September 2021
Bio Note: In 1976, I moved with my family to Fairbanks, Alaska to teach for a year in the creative writing program at the University of Alaska. I’m still there. I’ve published seven books of poetry, as well as a collection of essays. I’m also an occasional contributor to V-V Talk, most recently a short piece on the unusual Japanese form, the zuihitsu.
Off the Flyway
Three ducks shuffle up from a snow-melt puddle across from the Pumphouse bar and failing to look both ways—or either way—saunter blithely onto asphalt. Two gloss-green and one gray-brown, all clueless to the looming danger cars at sixty pose. So as baffled traffic piles up behind, I brake, honk, stutter to a stop— when finally my racket turns a head. Befuddled flaps and squawkings as wings spread and feathers skim the windshield making for the breath-light vault above the creek-side bar where distant flocks and brooding speculations unfurl a landscape where no people are.
Mt.

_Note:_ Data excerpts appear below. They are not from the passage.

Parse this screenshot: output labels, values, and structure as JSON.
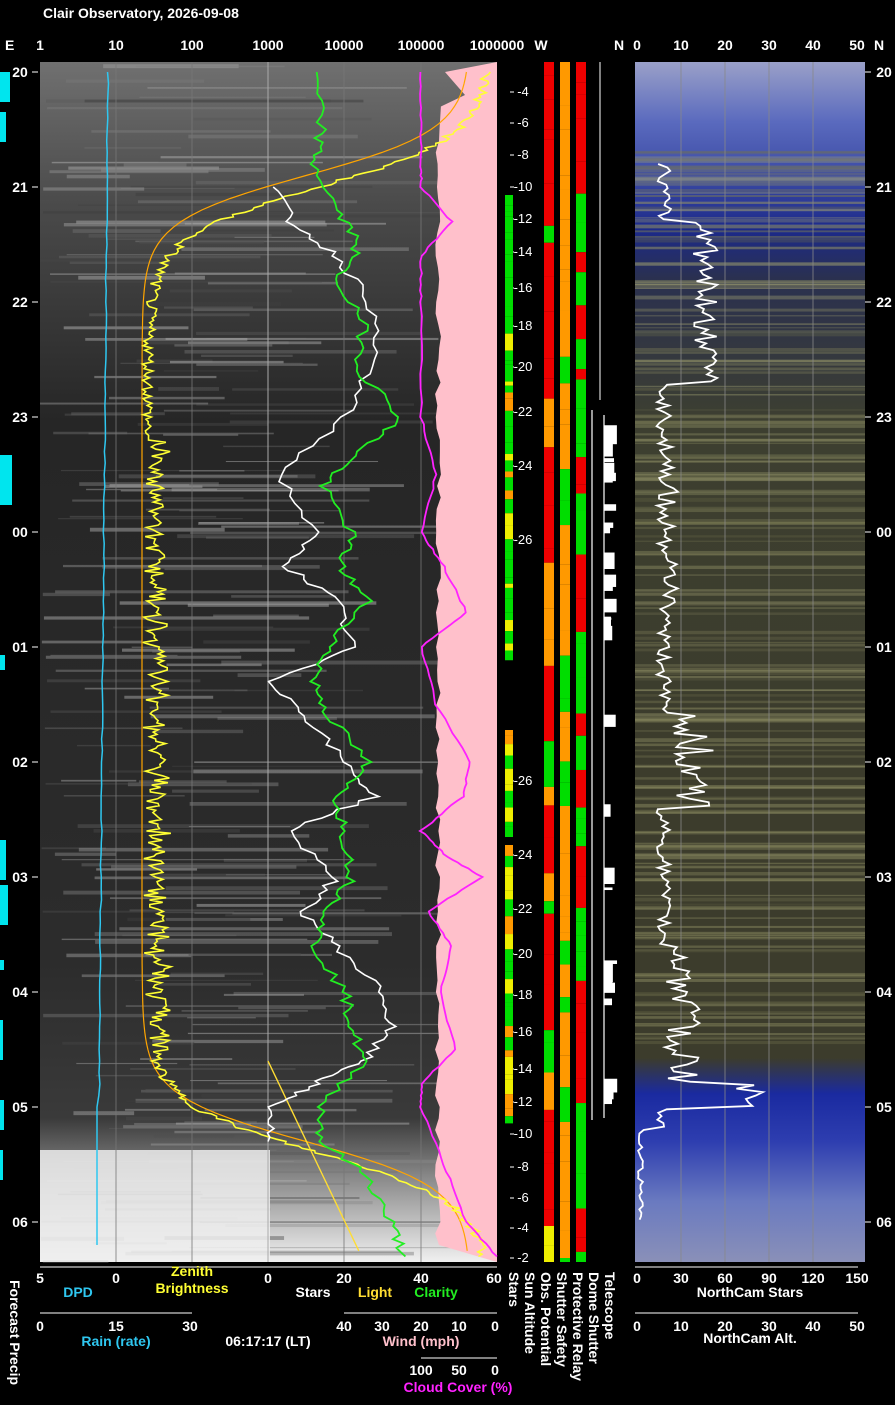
{
  "title": "Clair Observatory, 2026-09-08",
  "colors": {
    "background": "#000000",
    "text": "#ffffff",
    "dpd": "#2fc7f0",
    "rain": "#2fc7f0",
    "zenith": "#ffff33",
    "stars": "#ffffff",
    "light": "#ffdd33",
    "clarity": "#22ee22",
    "wind": "#ffc0cb",
    "cloud": "#ff22ff",
    "sun_curve": "#ffa500",
    "status_red": "#ee0000",
    "status_orange": "#ff9900",
    "status_green": "#00dd00",
    "status_yellow": "#eeee00",
    "forecast": "#00e5ee"
  },
  "top_axis": {
    "left_edge_label": "E",
    "log_ticks": [
      "1",
      "10",
      "100",
      "1000",
      "10000",
      "100000",
      "1000000"
    ],
    "west_label": "W",
    "north_label": "N",
    "alt_ticks": [
      "0",
      "10",
      "20",
      "30",
      "40",
      "50"
    ],
    "right_edge_label": "N"
  },
  "time_labels": [
    "20",
    "21",
    "22",
    "23",
    "00",
    "01",
    "02",
    "03",
    "04",
    "05",
    "06"
  ],
  "sun_altitude_labels": [
    "-2",
    "-4",
    "-6",
    "-8",
    "-10",
    "-12",
    "-14",
    "-16",
    "-18",
    "-20",
    "-22",
    "-24",
    "-26"
  ],
  "bottom": {
    "forecast_precip": "Forecast Precip",
    "dpd": {
      "label": "DPD",
      "ticks": [
        "5",
        "0"
      ]
    },
    "rain": {
      "label": "Rain (rate)",
      "ticks": [
        "0",
        "15",
        "30"
      ]
    },
    "zenith": {
      "label_line1": "Zenith",
      "label_line2": "Brightness"
    },
    "stars_light_clarity": {
      "ticks": [
        "0",
        "20",
        "40",
        "60"
      ],
      "stars": "Stars",
      "light": "Light",
      "clarity": "Clarity"
    },
    "wind": {
      "label": "Wind (mph)",
      "ticks": [
        "40",
        "30",
        "20",
        "10",
        "0"
      ]
    },
    "cloud": {
      "label": "Cloud Cover (%)",
      "ticks": [
        "100",
        "50",
        "0"
      ]
    },
    "timestamp": "06:17:17 (LT)",
    "vertical_labels": [
      "Stars",
      "Sun Altitude",
      "Obs. Potential",
      "Shutter Safety",
      "Protective Relay",
      "Dome Shutter",
      "Telescope"
    ],
    "northcam_stars": {
      "label": "NorthCam Stars",
      "ticks": [
        "0",
        "30",
        "60",
        "90",
        "120",
        "150"
      ]
    },
    "northcam_alt": {
      "label": "NorthCam Alt.",
      "ticks": [
        "0",
        "10",
        "20",
        "30",
        "40",
        "50"
      ]
    }
  },
  "chart_data": {
    "type": "line",
    "time_axis": {
      "start": "20:00",
      "end": "06:17",
      "unit": "hour"
    },
    "series": [
      {
        "name": "Stars",
        "axis": "0-60",
        "t": [
          21.0,
          21.3,
          21.6,
          22.0,
          22.5,
          23.0,
          23.5,
          24.0,
          24.3,
          24.6,
          25.0,
          25.3,
          25.6,
          26.0,
          26.3,
          26.6,
          27.0,
          27.3,
          27.6,
          28.0,
          28.3,
          28.6,
          28.8,
          29.0,
          29.3
        ],
        "values": [
          2,
          6,
          18,
          27,
          28,
          20,
          3,
          12,
          5,
          18,
          22,
          1,
          10,
          20,
          28,
          5,
          18,
          9,
          18,
          30,
          32,
          25,
          12,
          1,
          0
        ]
      },
      {
        "name": "Clarity",
        "axis": "0-60",
        "t": [
          20.0,
          20.5,
          20.8,
          21.2,
          21.5,
          21.8,
          22.2,
          22.6,
          23.0,
          23.3,
          23.6,
          24.0,
          24.3,
          24.6,
          25.0,
          25.3,
          25.6,
          26.0,
          26.3,
          26.6,
          27.0,
          27.3,
          27.6,
          28.0,
          28.3,
          28.6,
          29.0,
          29.3,
          29.6,
          30.0,
          30.3
        ],
        "values": [
          12,
          14,
          12,
          18,
          24,
          18,
          25,
          24,
          35,
          24,
          14,
          22,
          19,
          26,
          16,
          12,
          16,
          26,
          18,
          20,
          22,
          16,
          12,
          20,
          22,
          25,
          14,
          14,
          26,
          32,
          36
        ]
      },
      {
        "name": "Cloud Cover",
        "axis": "%",
        "t": [
          20.0,
          20.5,
          20.8,
          21.0,
          21.3,
          21.6,
          22.0,
          23.0,
          23.5,
          24.0,
          24.3,
          24.7,
          25.0,
          25.5,
          26.0,
          26.3,
          26.6,
          26.8,
          27.0,
          27.3,
          27.6,
          28.0,
          28.5,
          28.8,
          29.0,
          29.5,
          30.0,
          30.3
        ],
        "values": [
          100,
          100,
          100,
          100,
          60,
          100,
          100,
          100,
          80,
          100,
          70,
          40,
          100,
          80,
          35,
          45,
          100,
          70,
          20,
          90,
          60,
          75,
          55,
          100,
          100,
          70,
          40,
          0
        ]
      }
    ],
    "status_bars": [
      "Obs. Potential",
      "Shutter Safety",
      "Protective Relay",
      "Dome Shutter",
      "Telescope"
    ]
  }
}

Rusty Cars
Tanana Lakes, Fairbanks, Alaska The orange metal of abandoned axles, crumpled hoods, radiators, fenders and parts unknown like some cubist apocalypse after a war— cars totaled on bourbon rollovers at three a.m., stockcars run off the track, pickups sliding on icy pavements into a tree, or the bloody upshot of a road-crossing moose, all roped off and piled in a hillock, rust-orange and brown on which a swallowtail lazes taking in sun and where a sign incised in birch declares with a wink, “Mt. Rusty Cars,” just as we hear a fisherman shout, “Oh, shit!” for the big one that slipped his hook. Our last time here Ben spotted an eagle perched at the top of a spruce. Now he’s moved on into his grown-up life, and like the couple we were in our early years, we tread a path of our own— this morning’s walk meanders down “Chickadee Lane”—taking our time and listening to trills, a yellow-rumped warbler, and is that a hermit thrush? Your cracked pelvis mended, my prostate tumor tamed, yet they forewarn like the riff you performed the other day in a minor key, a requiem without divinity. Last week a small plane went down in the hills killing the pilot—the father of a friend—aged 81. You say, “I don’t even plan to be driving a car by then.” The whole of life comes crashing to an end, but as the horizon angles in precipitous, we cradle moments like these as sunlight sparks through aspen and birch— like holding a newborn granddaughter in your arms, smelling her waxy scalp and kissing her sleepy eyes.